To make it easier to draw connections between changes in individual genes, the resulting structure of the proteins they code for and their ultimate impacts on human health and disease, a trio of Big Pharma companies has launched a publicly available search engine to parse genomic data from over 280,000 people.
Maintained by the Broad Institute of MIT and Harvard, researchers at AbbVie, Biogen and Pfizer provided data and guidance for single-variant and gene-based association testing spanning 3,817 phenotypes, built on exome sequence data gathered from the UK Biobank.
The Genebass database, for gene-based association summary statistics, also allows users to browse through the genes associated with different conditions—such as levels of HDL, or “good” cholesterol, or platelet and red blood cell counts—by pairing and comparing people’s genomes and their medical test results on a large scale.

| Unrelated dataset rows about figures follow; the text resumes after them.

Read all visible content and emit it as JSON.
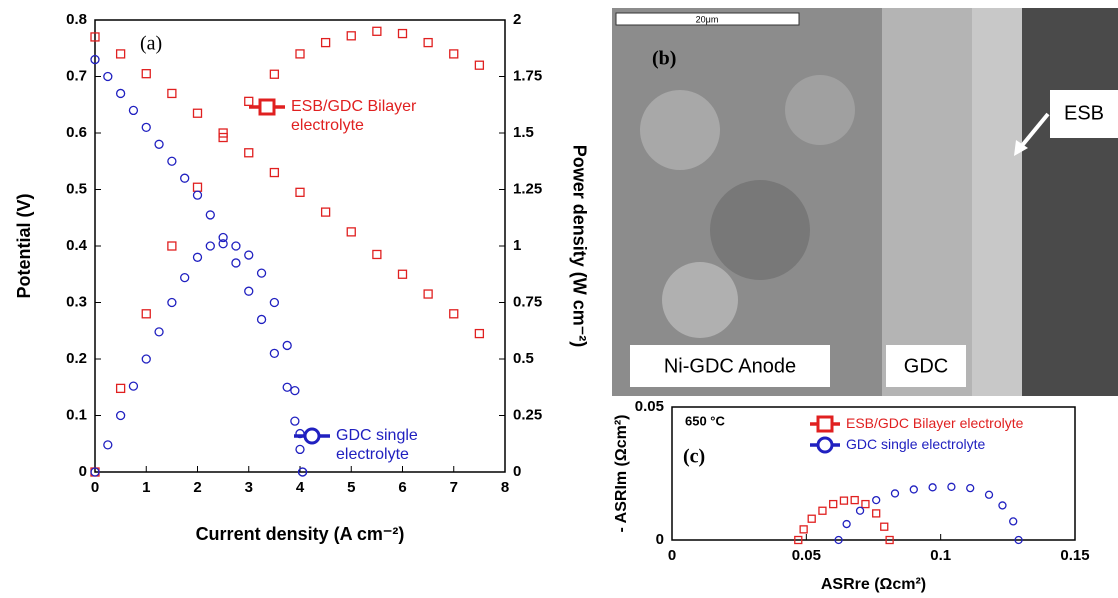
{
  "chart_data": [
    {
      "type": "scatter",
      "annotation": "(a)",
      "x_label": "Current density (A cm⁻²)",
      "y_label": "Potential (V)",
      "y2_label": "Power density (W cm⁻²)",
      "xlim": [
        0,
        8
      ],
      "xticks": [
        0,
        1,
        2,
        3,
        4,
        5,
        6,
        7,
        8
      ],
      "ylim": [
        0,
        0.8
      ],
      "yticks": [
        0,
        0.1,
        0.2,
        0.3,
        0.4,
        0.5,
        0.6,
        0.7,
        0.8
      ],
      "y2lim": [
        0,
        2
      ],
      "y2ticks": [
        0,
        0.25,
        0.5,
        0.75,
        1,
        1.25,
        1.5,
        1.75,
        2
      ],
      "series": [
        {
          "name": "ESB/GDC Bilayer electrolyte",
          "color": "#e02020",
          "marker": "square",
          "x": [
            0,
            0.5,
            1,
            1.5,
            2,
            2.5,
            3,
            3.5,
            4,
            4.5,
            5,
            5.5,
            6,
            6.5,
            7,
            7.5
          ],
          "values": [
            0.77,
            0.74,
            0.705,
            0.67,
            0.635,
            0.6,
            0.565,
            0.53,
            0.495,
            0.46,
            0.425,
            0.385,
            0.35,
            0.315,
            0.28,
            0.245
          ]
        },
        {
          "color": "#e02020",
          "marker": "square",
          "axis": "y2",
          "x": [
            0,
            0.5,
            1,
            1.5,
            2,
            2.5,
            3,
            3.5,
            4,
            4.5,
            5,
            5.5,
            6,
            6.5,
            7,
            7.5
          ],
          "values": [
            0,
            0.37,
            0.7,
            1.0,
            1.26,
            1.48,
            1.64,
            1.76,
            1.85,
            1.9,
            1.93,
            1.95,
            1.94,
            1.9,
            1.85,
            1.8
          ]
        },
        {
          "name": "GDC single electrolyte",
          "color": "#2020c0",
          "marker": "circle",
          "x": [
            0,
            0.25,
            0.5,
            0.75,
            1,
            1.25,
            1.5,
            1.75,
            2,
            2.25,
            2.5,
            2.75,
            3,
            3.25,
            3.5,
            3.75,
            3.9,
            4,
            4.05
          ],
          "values": [
            0.73,
            0.7,
            0.67,
            0.64,
            0.61,
            0.58,
            0.55,
            0.52,
            0.49,
            0.455,
            0.415,
            0.37,
            0.32,
            0.27,
            0.21,
            0.15,
            0.09,
            0.04,
            0
          ]
        },
        {
          "color": "#2020c0",
          "marker": "circle",
          "axis": "y2",
          "x": [
            0,
            0.25,
            0.5,
            0.75,
            1,
            1.25,
            1.5,
            1.75,
            2,
            2.25,
            2.5,
            2.75,
            3,
            3.25,
            3.5,
            3.75,
            3.9,
            4,
            4.05
          ],
          "values": [
            0,
            0.12,
            0.25,
            0.38,
            0.5,
            0.62,
            0.75,
            0.86,
            0.95,
            1.0,
            1.01,
            1.0,
            0.96,
            0.88,
            0.75,
            0.56,
            0.36,
            0.17,
            0
          ]
        }
      ]
    },
    {
      "type": "scatter",
      "annotation": "(c)",
      "temperature": "650 °C",
      "x_label": "ASRre (Ωcm²)",
      "y_label": "- ASRIm (Ωcm²)",
      "xlim": [
        0,
        0.15
      ],
      "xticks": [
        0,
        0.05,
        0.1,
        0.15
      ],
      "ylim": [
        0,
        0.05
      ],
      "yticks": [
        0,
        0.05
      ],
      "series": [
        {
          "name": "ESB/GDC Bilayer electrolyte",
          "color": "#e02020",
          "marker": "square",
          "x": [
            0.047,
            0.049,
            0.052,
            0.056,
            0.06,
            0.064,
            0.068,
            0.072,
            0.076,
            0.079,
            0.081
          ],
          "values": [
            0,
            0.004,
            0.008,
            0.011,
            0.0135,
            0.0148,
            0.015,
            0.0135,
            0.01,
            0.005,
            0
          ]
        },
        {
          "name": "GDC single electrolyte",
          "color": "#2020c0",
          "marker": "circle",
          "x": [
            0.062,
            0.065,
            0.07,
            0.076,
            0.083,
            0.09,
            0.097,
            0.104,
            0.111,
            0.118,
            0.123,
            0.127,
            0.129
          ],
          "values": [
            0,
            0.006,
            0.011,
            0.015,
            0.0175,
            0.019,
            0.0198,
            0.02,
            0.0195,
            0.017,
            0.013,
            0.007,
            0
          ]
        }
      ]
    }
  ],
  "micrograph": {
    "panel_label": "(b)",
    "scale_bar": "20μm",
    "labels": [
      "Ni-GDC Anode",
      "GDC",
      "ESB"
    ]
  }
}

“Human genetics has been foundational to understanding disease etiologies and is a first step to finding solutions to some of humanity’s most devastating diseases,” said Sir Rory Collins, UK Biobank’s principal investigator and chief executive.

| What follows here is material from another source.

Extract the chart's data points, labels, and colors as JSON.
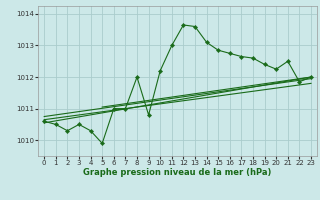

“Our hope is that this information will allow researchers to better understand the human genome and identify therapeutic strategies that can specifically target the underlying causes of disease,” Collins added. The UK Biobank Exome Sequencing Consortium was formed in 2018, which includes industry partners in addition to AbbVie, Biogen and Pfizer.
Genome- and phenome-wide association studies have helped uncover some of the hidden mechanisms linked to various conditions such as Alzheimer’s disease. This past April, researchers at Massachusetts General Hospital reported 13 specific mutations that lead to changes in how the brain’s synapses transmit signals and the loss of neurons as well as broader neuroplasticity. Previously, those researchers found mutations related to amyloid buildup in addition to variants associated with brain inflammation.
And, last year, genomic analyses of tumor samples by researchers at the National Cancer Institute found some of the molecular underpinnings behind groups of patients who show exceptionally strong responses to treatment.
This includes proteins linked to the ability to repair damaged DNA, certain activity among intracellular signaling pathways and immune cells and “prognostic genetics,” or tumors with specific features later associated with favorable therapy outcomes.